Skin is the first protection of human body. It is always challenged by a range of external factors, resulting in the wounds of skin. Hydrogel, as a dressing with multiple advantages, causes increasing interests or the applications in wound treatment. However, the function and importance of micro-environment of wound region are frequently neglected. In this study, we successfully developed a chemokine loaded biomimetic hydrogel as a functional reservoir to stimulate the rapid in situ recruitment of BMSCs for fast wound repair and regeneration. The biomimetic hydrogel was fabricated by using the Polyvinyl alcohol (PVA) combined with chitosan (CS) as the hybrid materials. The fabricated hydrogel possesses many features such as the porous structure, high swelling rate and moisture retention property. More importantly, the incorporated chemokine could be released with a sustained manner from the hydrogel and recruited the bone marrow mesenchymal stem cells (BMSCs) significantly both in vitro & in vivo. Moreover, the hydrogel was demonstrated to be highly biocompatible to the skin tissue without any side effect or irritation observed. Topical delivery of chemokine by the biomimetic PVA/CS hybrid material based hydrogel is demonstrated as a promising carrier to accelerate wound repair and regeneration without inducing scar formation and any other negative complications. The PVA/CS/SDF-1 hydrogel was shown a novel therapeutic system for wound therapy.

Periplaneta Americana L. as a novel therapeutics accelerates wound repair and regeneration.
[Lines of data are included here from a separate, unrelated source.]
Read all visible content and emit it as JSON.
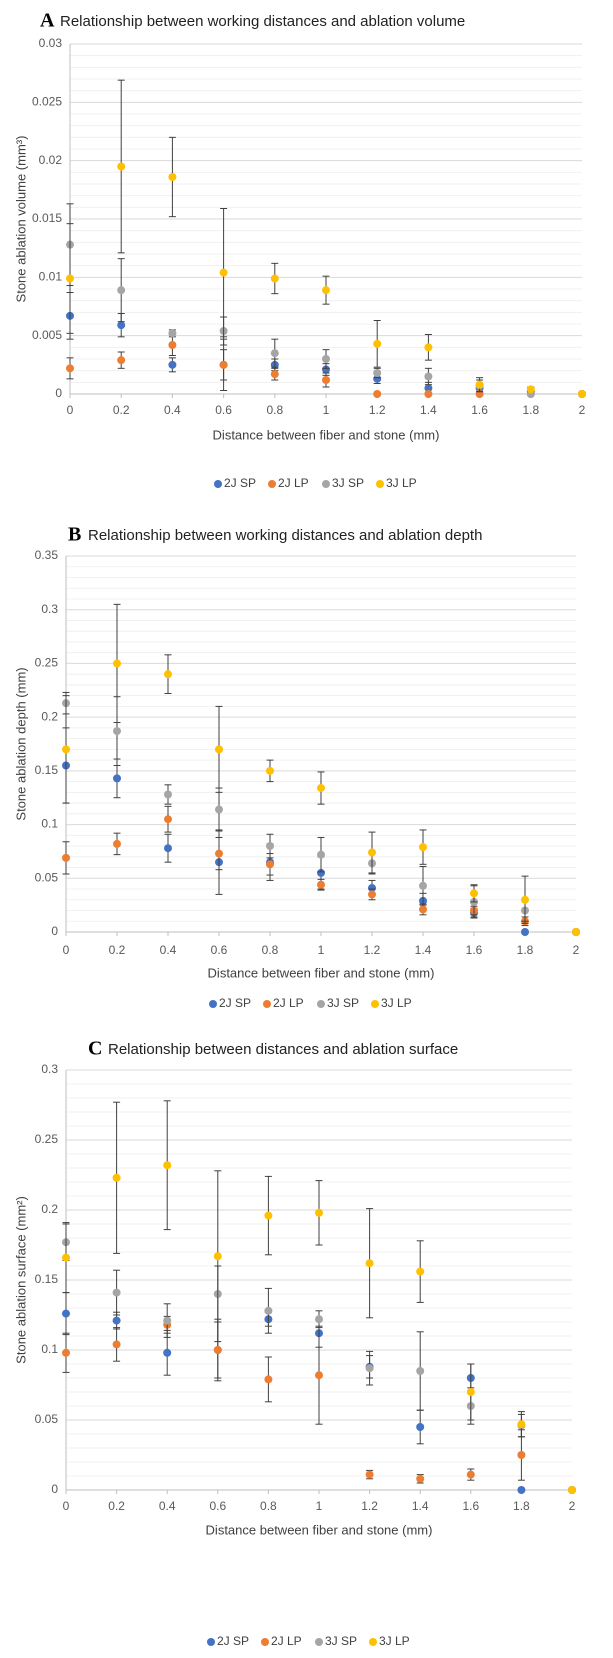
{
  "colors": {
    "2J SP": "#4472C4",
    "2J LP": "#ED7D31",
    "3J SP": "#A5A5A5",
    "3J LP": "#FFC000",
    "error_bar": "#404040",
    "grid": "#D9D9D9"
  },
  "chart_data": [
    {
      "type": "scatter",
      "letter": "A",
      "title": "Relationship between working distances and ablation volume",
      "xlabel": "Distance between fiber and stone (mm)",
      "ylabel": "Stone ablation volume (mm³)",
      "xlim": [
        0,
        2
      ],
      "ylim": [
        0,
        0.03
      ],
      "x_ticks": [
        "0",
        "0.2",
        "0.4",
        "0.6",
        "0.8",
        "1",
        "1.2",
        "1.4",
        "1.6",
        "1.8",
        "2"
      ],
      "y_ticks": [
        "0",
        "0.005",
        "0.01",
        "0.015",
        "0.02",
        "0.025",
        "0.03"
      ],
      "grid": "horizontal",
      "legend_position": "bottom",
      "series": [
        {
          "name": "2J SP",
          "x": [
            0,
            0.2,
            0.4,
            0.6,
            0.8,
            1,
            1.2,
            1.4,
            1.6,
            1.8,
            2
          ],
          "y": [
            0.0067,
            0.0059,
            0.0025,
            0.0025,
            0.0025,
            0.0021,
            0.0013,
            0.0005,
            0.0005,
            0.0002,
            0
          ],
          "err": [
            0.002,
            0.001,
            0.0006,
            0.0022,
            0.0005,
            0.0005,
            0.0004,
            0.0005,
            0.0004,
            0.0002,
            0
          ]
        },
        {
          "name": "2J LP",
          "x": [
            0,
            0.2,
            0.4,
            0.6,
            0.8,
            1,
            1.2,
            1.4,
            1.6,
            1.8,
            2
          ],
          "y": [
            0.0022,
            0.0029,
            0.0042,
            0.0025,
            0.0017,
            0.0012,
            0,
            0,
            0,
            0,
            0
          ],
          "err": [
            0.0009,
            0.0007,
            0.0009,
            0.0013,
            0.0005,
            0.0006,
            0,
            0,
            0,
            0,
            0
          ]
        },
        {
          "name": "3J SP",
          "x": [
            0,
            0.2,
            0.4,
            0.6,
            0.8,
            1,
            1.2,
            1.4,
            1.6,
            1.8,
            2
          ],
          "y": [
            0.0128,
            0.0089,
            0.0052,
            0.0054,
            0.0035,
            0.003,
            0.0018,
            0.0015,
            0.0007,
            0,
            0
          ],
          "err": [
            0.0035,
            0.0027,
            0.0003,
            0.0012,
            0.0012,
            0.0008,
            0.0004,
            0.0007,
            0.0005,
            0,
            0
          ]
        },
        {
          "name": "3J LP",
          "x": [
            0,
            0.2,
            0.4,
            0.6,
            0.8,
            1,
            1.2,
            1.4,
            1.6,
            1.8,
            2
          ],
          "y": [
            0.0099,
            0.0195,
            0.0186,
            0.0104,
            0.0099,
            0.0089,
            0.0043,
            0.004,
            0.0008,
            0.0004,
            0
          ],
          "err": [
            0.0047,
            0.0074,
            0.0034,
            0.0055,
            0.0013,
            0.0012,
            0.002,
            0.0011,
            0.0006,
            0.0002,
            0
          ]
        }
      ]
    },
    {
      "type": "scatter",
      "letter": "B",
      "title": "Relationship between working distances and ablation depth",
      "xlabel": "Distance between fiber and stone (mm)",
      "ylabel": "Stone ablation depth (mm)",
      "xlim": [
        0,
        2
      ],
      "ylim": [
        0,
        0.35
      ],
      "x_ticks": [
        "0",
        "0.2",
        "0.4",
        "0.6",
        "0.8",
        "1",
        "1.2",
        "1.4",
        "1.6",
        "1.8",
        "2"
      ],
      "y_ticks": [
        "0",
        "0.05",
        "0.1",
        "0.15",
        "0.2",
        "0.25",
        "0.3",
        "0.35"
      ],
      "grid": "horizontal",
      "legend_position": "bottom",
      "series": [
        {
          "name": "2J SP",
          "x": [
            0,
            0.2,
            0.4,
            0.6,
            0.8,
            1,
            1.2,
            1.4,
            1.6,
            1.8,
            2
          ],
          "y": [
            0.155,
            0.143,
            0.078,
            0.065,
            0.065,
            0.055,
            0.041,
            0.029,
            0.018,
            0,
            0
          ],
          "err": [
            0.035,
            0.018,
            0.013,
            0.03,
            0.017,
            0.015,
            0.007,
            0.007,
            0.004,
            0,
            0
          ]
        },
        {
          "name": "2J LP",
          "x": [
            0,
            0.2,
            0.4,
            0.6,
            0.8,
            1,
            1.2,
            1.4,
            1.6,
            1.8,
            2
          ],
          "y": [
            0.069,
            0.082,
            0.105,
            0.073,
            0.063,
            0.044,
            0.035,
            0.021,
            0.02,
            0.01,
            0
          ],
          "err": [
            0.015,
            0.01,
            0.012,
            0.015,
            0.01,
            0.005,
            0.005,
            0.005,
            0.004,
            0.004,
            0
          ]
        },
        {
          "name": "3J SP",
          "x": [
            0,
            0.2,
            0.4,
            0.6,
            0.8,
            1,
            1.2,
            1.4,
            1.6,
            1.8,
            2
          ],
          "y": [
            0.213,
            0.187,
            0.128,
            0.114,
            0.08,
            0.072,
            0.064,
            0.043,
            0.028,
            0.02,
            0
          ],
          "err": [
            0.01,
            0.032,
            0.009,
            0.02,
            0.011,
            0.016,
            0.01,
            0.018,
            0.015,
            0.01,
            0
          ]
        },
        {
          "name": "3J LP",
          "x": [
            0,
            0.2,
            0.4,
            0.6,
            0.8,
            1,
            1.2,
            1.4,
            1.6,
            1.8,
            2
          ],
          "y": [
            0.17,
            0.25,
            0.24,
            0.17,
            0.15,
            0.134,
            0.074,
            0.079,
            0.036,
            0.03,
            0
          ],
          "err": [
            0.05,
            0.055,
            0.018,
            0.04,
            0.01,
            0.015,
            0.019,
            0.016,
            0.008,
            0.022,
            0
          ]
        }
      ]
    },
    {
      "type": "scatter",
      "letter": "C",
      "title": "Relationship between distances and ablation surface",
      "xlabel": "Distance between fiber and stone (mm)",
      "ylabel": "Stone ablation surface (mm²)",
      "xlim": [
        0,
        2
      ],
      "ylim": [
        0,
        0.3
      ],
      "x_ticks": [
        "0",
        "0.2",
        "0.4",
        "0.6",
        "0.8",
        "1",
        "1.2",
        "1.4",
        "1.6",
        "1.8",
        "2"
      ],
      "y_ticks": [
        "0",
        "0.05",
        "0.1",
        "0.15",
        "0.2",
        "0.25",
        "0.3"
      ],
      "grid": "horizontal",
      "legend_position": "bottom",
      "series": [
        {
          "name": "2J SP",
          "x": [
            0,
            0.2,
            0.4,
            0.6,
            0.8,
            1,
            1.2,
            1.4,
            1.6,
            1.8,
            2
          ],
          "y": [
            0.126,
            0.121,
            0.098,
            0.1,
            0.122,
            0.112,
            0.088,
            0.045,
            0.08,
            0,
            0
          ],
          "err": [
            0.015,
            0.006,
            0.016,
            0.02,
            0.005,
            0.01,
            0.008,
            0.012,
            0.01,
            0,
            0
          ]
        },
        {
          "name": "2J LP",
          "x": [
            0,
            0.2,
            0.4,
            0.6,
            0.8,
            1,
            1.2,
            1.4,
            1.6,
            1.8,
            2
          ],
          "y": [
            0.098,
            0.104,
            0.118,
            0.1,
            0.079,
            0.082,
            0.011,
            0.008,
            0.011,
            0.025,
            0
          ],
          "err": [
            0.014,
            0.012,
            0.006,
            0.022,
            0.016,
            0.035,
            0.003,
            0.003,
            0.004,
            0.018,
            0
          ]
        },
        {
          "name": "3J SP",
          "x": [
            0,
            0.2,
            0.4,
            0.6,
            0.8,
            1,
            1.2,
            1.4,
            1.6,
            1.8,
            2
          ],
          "y": [
            0.177,
            0.141,
            0.121,
            0.14,
            0.128,
            0.122,
            0.087,
            0.085,
            0.06,
            0.046,
            0
          ],
          "err": [
            0.013,
            0.016,
            0.012,
            0.02,
            0.016,
            0.006,
            0.012,
            0.028,
            0.013,
            0.008,
            0
          ]
        },
        {
          "name": "3J LP",
          "x": [
            0,
            0.2,
            0.4,
            0.6,
            0.8,
            1,
            1.2,
            1.4,
            1.6,
            1.8,
            2
          ],
          "y": [
            0.166,
            0.223,
            0.232,
            0.167,
            0.196,
            0.198,
            0.162,
            0.156,
            0.07,
            0.047,
            0
          ],
          "err": [
            0.025,
            0.054,
            0.046,
            0.061,
            0.028,
            0.023,
            0.039,
            0.022,
            0.02,
            0.009,
            0
          ]
        }
      ]
    }
  ]
}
Kangfuxin (KFX) is the ethanol extract of Periplaneta Americana L., which has been widely used in Traditional Chinese Medicine for the treatment of injury in clinic with a long history. However, the biological influence of KFX in the different wound stages was not investigated comprehensively yet. This study aims to investigate the influence of KFX in the various wound healing activities with cellular and animal models, including the influence of KFX in 1) proliferation and cells cycle of kerationcytes and fibroblasts; 2) migration and chemotaxis of these skin cells; 3) secretion of EGF and VEGF; 4) the healing rate; 5) synthesis and deposition of different types of collagen; 6) as well as the pro-angiogenesis effect. KFX was shown to/for 1) promote the kerationcytes proliferation and regulate the cells cycle of skin fibroblasts significantly; 2) obviously stimulate the migration of kerationcytes and chemotaxis of fibroblasts; 3) the trend to promote EGF and VEGF secretion both in vitro & in vivo; 4) accelerate the wound closure, collagen synthesis and angiogenesis. KFX was demonstrated to accelerate wound healing and improve the healing quality by multiple regulation. Results of this study provide the comprehensive evidence for the application of KFX as a novel therapeutics for wound treatment.